Weak infrastructure leads to more vulnerability

Historical context heightens concern. Forecasters noted that Melissa threatened to be one of the most powerful storms to directly strike Jamaica in the observational record. For an island with many informal and poorly anchored structures, aging infrastructure, and communities built in flood-prone valleys and coastal flats, the consequences of a direct Category 5 strike could be both immediate and long-lasting — from widespread housing loss to multimillion-dollar hits to tourism, agriculture and transport.

Beyond immediate impacts, analysts warned of cascading economic and social effects. Jamaica’s economy, which relies heavily on tourism, agriculture and remittances, is vulnerable to even short interruptions in power, water, and transport. Damage to hotels, ports and agricultural land could depress arrivals and harvests for an entire season; road closures and landslides could isolate rural communities and make recovery costlier. Insurance penetration in the Caribbean often has limitations, meaning much rebuilding may fall on households and the public purse, says economy journal Bloomberg.

Scientists and policy experts also framed Melissa within a broader pattern: Storms in a warming world are, on average, getting stronger and wetter, and rapid intensification episodes have become more common. While no single event can be solely attributed to climate change without detailed attribution studies, the environment that allows a hurricane to explosively deepen — warmer sea surface temperatures and high ocean heat content — is consistent with long-term trends that increase the odds of very strong cyclones.

‘Shelters aren’t homes but can save lives’

As the eye approached, emergency messages were blunt and repetitive: Seek shelter now, heed evacuation orders, do not attempt to travel, and prepare for extended outages. For residents, the immediate priorities are life safety — moving inland or to higher ground if told, securing essentials like medication and clean water, and avoiding driving through floodwaters. For authorities, the twin tasks are rescue capacity and the rapid restoration of critical services once conditions permit: “Shelters aren’t homes but can save lives,” told local outlet the Jamaican Observer Kevin McIndoe, CEO of the St. Thomas Municipal Corporation.

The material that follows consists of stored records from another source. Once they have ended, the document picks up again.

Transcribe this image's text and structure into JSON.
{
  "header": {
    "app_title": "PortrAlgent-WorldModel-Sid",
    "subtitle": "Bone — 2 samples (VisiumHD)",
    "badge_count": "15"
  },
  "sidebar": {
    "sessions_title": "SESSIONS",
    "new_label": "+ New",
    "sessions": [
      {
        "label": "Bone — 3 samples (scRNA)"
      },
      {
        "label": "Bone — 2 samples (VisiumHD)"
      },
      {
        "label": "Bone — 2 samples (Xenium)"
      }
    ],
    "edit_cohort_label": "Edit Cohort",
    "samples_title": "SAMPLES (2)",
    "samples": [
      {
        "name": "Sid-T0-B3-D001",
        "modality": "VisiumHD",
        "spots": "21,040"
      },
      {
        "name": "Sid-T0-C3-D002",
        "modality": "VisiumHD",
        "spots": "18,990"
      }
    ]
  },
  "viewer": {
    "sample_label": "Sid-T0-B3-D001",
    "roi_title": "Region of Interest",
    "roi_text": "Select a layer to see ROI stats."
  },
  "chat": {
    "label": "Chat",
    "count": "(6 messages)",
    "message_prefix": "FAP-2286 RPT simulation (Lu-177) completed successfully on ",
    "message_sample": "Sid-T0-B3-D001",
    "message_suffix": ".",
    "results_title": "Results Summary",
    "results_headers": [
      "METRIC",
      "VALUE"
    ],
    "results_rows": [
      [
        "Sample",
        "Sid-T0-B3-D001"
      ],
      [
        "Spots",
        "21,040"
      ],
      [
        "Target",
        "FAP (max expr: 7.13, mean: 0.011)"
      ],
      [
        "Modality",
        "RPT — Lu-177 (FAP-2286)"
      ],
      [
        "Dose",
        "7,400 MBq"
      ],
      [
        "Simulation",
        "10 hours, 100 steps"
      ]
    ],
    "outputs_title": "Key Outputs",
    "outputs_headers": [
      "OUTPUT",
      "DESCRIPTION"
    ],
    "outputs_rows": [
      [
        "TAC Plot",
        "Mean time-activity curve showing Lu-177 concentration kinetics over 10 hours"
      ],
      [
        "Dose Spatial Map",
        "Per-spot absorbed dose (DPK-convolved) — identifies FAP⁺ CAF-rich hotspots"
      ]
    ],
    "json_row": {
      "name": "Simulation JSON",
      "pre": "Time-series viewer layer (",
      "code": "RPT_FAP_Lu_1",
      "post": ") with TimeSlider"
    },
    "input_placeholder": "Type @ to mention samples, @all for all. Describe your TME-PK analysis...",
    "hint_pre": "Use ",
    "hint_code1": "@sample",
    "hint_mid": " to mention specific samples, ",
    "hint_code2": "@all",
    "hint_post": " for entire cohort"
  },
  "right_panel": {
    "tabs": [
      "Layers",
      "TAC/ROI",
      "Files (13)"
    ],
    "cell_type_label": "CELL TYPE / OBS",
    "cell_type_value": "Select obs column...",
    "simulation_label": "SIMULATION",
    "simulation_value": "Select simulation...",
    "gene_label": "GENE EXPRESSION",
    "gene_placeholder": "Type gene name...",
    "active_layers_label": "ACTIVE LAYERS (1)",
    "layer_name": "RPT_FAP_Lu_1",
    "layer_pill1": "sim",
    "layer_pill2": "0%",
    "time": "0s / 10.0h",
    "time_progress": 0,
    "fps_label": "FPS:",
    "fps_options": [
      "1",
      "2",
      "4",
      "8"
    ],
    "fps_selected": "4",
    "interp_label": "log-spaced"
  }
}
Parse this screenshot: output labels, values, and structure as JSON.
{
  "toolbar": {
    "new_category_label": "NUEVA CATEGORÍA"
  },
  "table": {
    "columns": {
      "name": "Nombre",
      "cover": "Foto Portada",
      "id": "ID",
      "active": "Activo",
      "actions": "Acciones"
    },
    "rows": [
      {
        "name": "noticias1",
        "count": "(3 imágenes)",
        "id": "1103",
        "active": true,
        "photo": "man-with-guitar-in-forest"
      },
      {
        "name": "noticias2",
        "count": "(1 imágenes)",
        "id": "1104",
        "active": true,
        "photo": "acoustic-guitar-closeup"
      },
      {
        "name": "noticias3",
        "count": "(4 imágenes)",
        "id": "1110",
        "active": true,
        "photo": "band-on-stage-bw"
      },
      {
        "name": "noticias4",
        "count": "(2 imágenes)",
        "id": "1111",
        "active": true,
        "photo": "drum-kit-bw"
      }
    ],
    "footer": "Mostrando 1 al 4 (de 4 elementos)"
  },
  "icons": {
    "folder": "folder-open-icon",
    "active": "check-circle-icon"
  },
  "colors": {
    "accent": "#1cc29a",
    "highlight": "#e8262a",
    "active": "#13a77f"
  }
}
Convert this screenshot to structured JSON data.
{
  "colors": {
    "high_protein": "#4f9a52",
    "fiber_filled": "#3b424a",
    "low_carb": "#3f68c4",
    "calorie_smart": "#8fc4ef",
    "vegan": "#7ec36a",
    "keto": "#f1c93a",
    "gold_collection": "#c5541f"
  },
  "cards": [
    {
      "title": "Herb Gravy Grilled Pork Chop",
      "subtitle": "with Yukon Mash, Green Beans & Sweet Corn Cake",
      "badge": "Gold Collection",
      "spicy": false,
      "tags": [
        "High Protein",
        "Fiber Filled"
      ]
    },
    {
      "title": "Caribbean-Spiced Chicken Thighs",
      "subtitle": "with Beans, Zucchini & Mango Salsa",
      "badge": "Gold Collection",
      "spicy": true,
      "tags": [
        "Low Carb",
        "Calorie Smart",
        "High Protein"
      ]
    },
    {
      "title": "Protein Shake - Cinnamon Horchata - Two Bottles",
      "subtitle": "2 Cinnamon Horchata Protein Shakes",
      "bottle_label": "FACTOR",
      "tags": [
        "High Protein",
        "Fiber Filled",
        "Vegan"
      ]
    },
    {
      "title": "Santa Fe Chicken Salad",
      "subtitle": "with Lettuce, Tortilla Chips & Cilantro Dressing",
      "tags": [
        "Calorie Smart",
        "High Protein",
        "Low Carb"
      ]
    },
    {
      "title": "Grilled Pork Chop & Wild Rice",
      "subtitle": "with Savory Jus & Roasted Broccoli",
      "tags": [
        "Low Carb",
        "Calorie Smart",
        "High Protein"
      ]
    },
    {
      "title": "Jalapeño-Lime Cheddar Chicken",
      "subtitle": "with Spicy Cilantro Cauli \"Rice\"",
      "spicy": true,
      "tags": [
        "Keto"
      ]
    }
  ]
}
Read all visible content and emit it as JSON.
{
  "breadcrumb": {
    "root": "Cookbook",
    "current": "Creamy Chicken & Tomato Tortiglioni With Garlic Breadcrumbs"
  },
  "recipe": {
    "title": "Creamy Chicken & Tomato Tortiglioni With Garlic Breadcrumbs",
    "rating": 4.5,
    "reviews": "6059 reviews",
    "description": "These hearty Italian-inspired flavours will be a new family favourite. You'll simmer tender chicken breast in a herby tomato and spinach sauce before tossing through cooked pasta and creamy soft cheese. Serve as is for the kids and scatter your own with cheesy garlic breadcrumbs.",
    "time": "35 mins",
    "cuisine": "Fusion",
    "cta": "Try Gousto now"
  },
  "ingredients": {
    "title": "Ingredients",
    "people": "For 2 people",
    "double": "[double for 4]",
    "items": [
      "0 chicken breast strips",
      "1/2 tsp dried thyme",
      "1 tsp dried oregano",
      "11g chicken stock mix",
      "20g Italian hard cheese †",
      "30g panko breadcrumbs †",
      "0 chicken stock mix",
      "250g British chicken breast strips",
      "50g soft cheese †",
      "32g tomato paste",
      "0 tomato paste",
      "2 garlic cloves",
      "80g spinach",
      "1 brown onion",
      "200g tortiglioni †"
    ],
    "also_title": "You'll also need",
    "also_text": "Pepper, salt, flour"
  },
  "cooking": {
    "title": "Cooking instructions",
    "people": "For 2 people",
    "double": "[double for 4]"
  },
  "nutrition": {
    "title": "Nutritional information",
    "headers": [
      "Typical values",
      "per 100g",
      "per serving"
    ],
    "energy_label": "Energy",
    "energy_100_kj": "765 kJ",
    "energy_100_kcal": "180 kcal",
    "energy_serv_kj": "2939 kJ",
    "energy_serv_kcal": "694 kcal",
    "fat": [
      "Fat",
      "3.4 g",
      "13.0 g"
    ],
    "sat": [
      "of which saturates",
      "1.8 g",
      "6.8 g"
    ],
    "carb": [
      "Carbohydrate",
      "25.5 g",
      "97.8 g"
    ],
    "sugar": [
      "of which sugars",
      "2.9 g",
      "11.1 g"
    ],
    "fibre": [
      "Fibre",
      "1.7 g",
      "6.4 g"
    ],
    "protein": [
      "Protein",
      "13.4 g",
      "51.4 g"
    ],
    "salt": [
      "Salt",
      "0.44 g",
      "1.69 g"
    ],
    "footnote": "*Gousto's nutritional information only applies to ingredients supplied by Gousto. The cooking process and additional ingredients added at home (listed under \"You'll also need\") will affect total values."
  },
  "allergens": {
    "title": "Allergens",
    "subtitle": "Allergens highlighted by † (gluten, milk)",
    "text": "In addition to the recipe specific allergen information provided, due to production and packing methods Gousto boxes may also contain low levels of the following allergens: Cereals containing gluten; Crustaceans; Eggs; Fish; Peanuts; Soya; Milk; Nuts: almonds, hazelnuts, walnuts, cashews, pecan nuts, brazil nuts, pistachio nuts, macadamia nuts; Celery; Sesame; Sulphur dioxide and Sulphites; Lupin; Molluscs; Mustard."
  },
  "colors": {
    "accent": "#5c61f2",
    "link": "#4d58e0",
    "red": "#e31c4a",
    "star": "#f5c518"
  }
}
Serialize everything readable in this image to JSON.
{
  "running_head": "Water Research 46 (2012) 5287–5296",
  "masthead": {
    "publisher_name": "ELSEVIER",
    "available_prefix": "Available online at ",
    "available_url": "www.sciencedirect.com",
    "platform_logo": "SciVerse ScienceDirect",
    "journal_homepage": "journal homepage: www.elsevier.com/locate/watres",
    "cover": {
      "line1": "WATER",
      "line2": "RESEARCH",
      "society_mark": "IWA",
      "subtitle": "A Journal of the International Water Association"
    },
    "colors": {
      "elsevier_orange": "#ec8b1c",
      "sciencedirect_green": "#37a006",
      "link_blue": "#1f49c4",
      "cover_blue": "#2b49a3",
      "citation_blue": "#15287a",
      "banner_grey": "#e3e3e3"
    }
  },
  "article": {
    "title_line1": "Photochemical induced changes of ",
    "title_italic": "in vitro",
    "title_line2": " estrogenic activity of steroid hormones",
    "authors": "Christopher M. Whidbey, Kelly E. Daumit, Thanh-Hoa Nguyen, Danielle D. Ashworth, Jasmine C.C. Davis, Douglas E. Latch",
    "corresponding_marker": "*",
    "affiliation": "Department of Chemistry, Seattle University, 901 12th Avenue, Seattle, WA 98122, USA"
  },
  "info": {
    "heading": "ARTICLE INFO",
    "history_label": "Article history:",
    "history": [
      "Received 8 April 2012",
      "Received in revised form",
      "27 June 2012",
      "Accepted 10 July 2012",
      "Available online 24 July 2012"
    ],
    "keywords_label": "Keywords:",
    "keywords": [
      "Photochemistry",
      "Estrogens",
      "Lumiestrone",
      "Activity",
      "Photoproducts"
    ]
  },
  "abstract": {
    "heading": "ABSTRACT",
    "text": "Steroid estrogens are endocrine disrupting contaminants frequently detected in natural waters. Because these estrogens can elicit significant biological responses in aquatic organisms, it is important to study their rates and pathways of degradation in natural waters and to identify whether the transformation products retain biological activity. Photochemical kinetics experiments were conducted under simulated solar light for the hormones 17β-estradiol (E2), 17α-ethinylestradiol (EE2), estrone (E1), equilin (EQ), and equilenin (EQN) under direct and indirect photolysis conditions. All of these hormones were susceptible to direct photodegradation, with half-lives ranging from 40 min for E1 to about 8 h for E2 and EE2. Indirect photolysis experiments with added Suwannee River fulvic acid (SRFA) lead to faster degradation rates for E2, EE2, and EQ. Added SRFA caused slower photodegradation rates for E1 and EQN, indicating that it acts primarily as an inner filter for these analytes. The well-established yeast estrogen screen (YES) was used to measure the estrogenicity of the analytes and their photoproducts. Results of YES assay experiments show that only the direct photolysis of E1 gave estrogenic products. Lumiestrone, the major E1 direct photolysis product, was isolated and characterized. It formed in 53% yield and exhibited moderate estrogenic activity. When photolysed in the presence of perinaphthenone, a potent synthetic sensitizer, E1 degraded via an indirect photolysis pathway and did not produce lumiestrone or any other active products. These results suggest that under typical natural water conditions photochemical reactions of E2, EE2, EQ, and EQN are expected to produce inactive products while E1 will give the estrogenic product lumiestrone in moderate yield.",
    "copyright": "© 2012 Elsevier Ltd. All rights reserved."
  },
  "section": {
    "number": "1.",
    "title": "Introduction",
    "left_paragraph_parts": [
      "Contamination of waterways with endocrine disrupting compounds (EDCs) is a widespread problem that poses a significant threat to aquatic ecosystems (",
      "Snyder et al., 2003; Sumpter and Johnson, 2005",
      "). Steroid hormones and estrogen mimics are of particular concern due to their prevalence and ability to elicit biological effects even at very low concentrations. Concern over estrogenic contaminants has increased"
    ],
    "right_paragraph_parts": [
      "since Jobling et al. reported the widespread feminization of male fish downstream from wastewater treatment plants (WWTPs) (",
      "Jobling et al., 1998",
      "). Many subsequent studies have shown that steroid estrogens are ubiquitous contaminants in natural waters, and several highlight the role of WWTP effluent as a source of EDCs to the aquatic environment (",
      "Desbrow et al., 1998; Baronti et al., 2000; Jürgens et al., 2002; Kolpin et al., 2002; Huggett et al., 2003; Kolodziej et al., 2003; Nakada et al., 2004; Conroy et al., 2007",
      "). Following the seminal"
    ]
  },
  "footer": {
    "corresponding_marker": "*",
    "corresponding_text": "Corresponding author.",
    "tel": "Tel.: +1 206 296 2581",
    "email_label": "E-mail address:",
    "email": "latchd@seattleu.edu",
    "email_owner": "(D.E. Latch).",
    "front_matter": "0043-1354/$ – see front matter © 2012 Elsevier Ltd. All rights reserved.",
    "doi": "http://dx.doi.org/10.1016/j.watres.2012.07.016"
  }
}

After the storm passes, damage assessment and humanitarian needs will determine the scale of national and international response. Recovery — rebuilding homes, restoring electricity and water, reopening airports and ports, and clearing roads — often takes weeks to months, and the lowest-income and most isolated communities typically feel the effects longest.

For Jamaica, Melissa is not only an urgent emergency but also a reminder of the importance of resilient infrastructure, early warning systems and long-term planning to reduce vulnerability to extreme storms.

The coming hours and days will show how much of Melissa’s power was unleashed on Jamaica’s shores. For now, meteorologists, emergency responders and communities are bracing for the worst, and issuing the clearest possible message: This is not a drill.